I’ve mentioned the CEO, a harrassed and nervous half-balding guy played by Patrick Chesnais, who won the only one of the many Cesar Awards for which the film was nominated. The man, unnamed, wants Marie for her body as much as if not more than her mind. For him, even before this becomes apparent (to the audience, that is), she has dressed very differently: heeled shoes, flesh-coloured tights, a knee-length fitted skirt, a blouse and cardigan combination. The pair have an affair in which Marie is very much in command, in a way that, gently foreshadows the film’s ending, with a libertine retired Judge trying to trap the by now notorious Marie by having her read from the Marquis de Sade.
That, if you wish, is the film’s only real problem. Not de Sade, but the lack of a plotline that makes for an ending. The ending of the book Constance is reading, the reading of which has interwoven with Marie’s readings, comes when the Judge invites the Surgeon and the Inspector, as town notables whose word is allowed the judge for all, to repeat the already-read passage from de Sade about anal tonguing. Marie ends her career by refusing the read, and leaving.
And Constance ends the film by ending the book. But she’s enjoyed reading it aloud, and she has a fine, clear voice. She turns to the camera, smiling at us complicitly: she hasn’t finished yet.
La Lectrice makes good and effective use of the extracts from literature that it uses, and which reflect subtly on the settings in which Marie finds herself. We know little of Constance, save that she is married where Marie doesn’t marry, but the film encourages us to equate the two, and Miou-Miou’s ever changing face makes that an inviting prospect.
I don’t know anything like enough – make that anything – about French literature to comment on the literary side and I do get the sense that I am missing a very large part of the film because I do not share the cultural background. Nevertheless, I find the film fascinating, and not merely because I find Miou-Miou in it fascinating in and of herself.
One aspect of the film that I can’t ‘explain’ as it were is the sheer amount of screentime given, repeatedly and cumulatively, to Marie walking the streets of the town where this is set, old, narrow streets, squares and places, going to and from her appointments, usually in the middle to long distance. Miou-Miou makes her walk confident, almost to the point of sassy, a bold, cheerful stride, frequently decorated with a half-skip.

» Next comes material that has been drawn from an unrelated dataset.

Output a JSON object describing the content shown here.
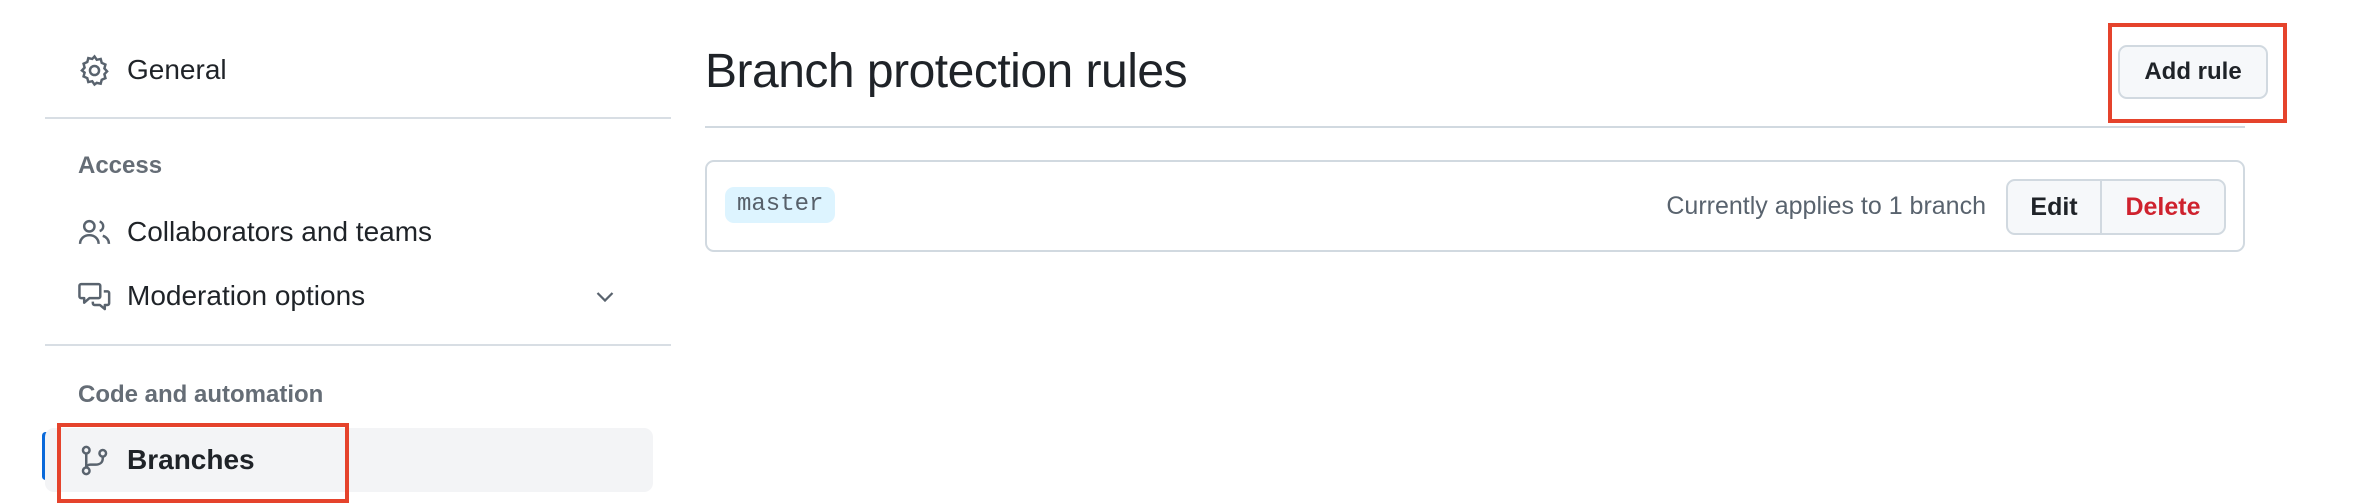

All together, it adds to my private reason for enjoying Miou-Miou so much, for she is so close in appearance, in face and expression, style of hair, outward confidence of manner and even her determined rejection of feminine clothing to my first long-term love. The resemblance is only that, she’s not an exact duplicate, but she is a constant reminder of my old, once dear friend.
That alone is enough to make La Lectrice an unalloyed pleasure to me, but the film’s manifest qualities are themselves enough to make this a very satisfying Sunday morning experience.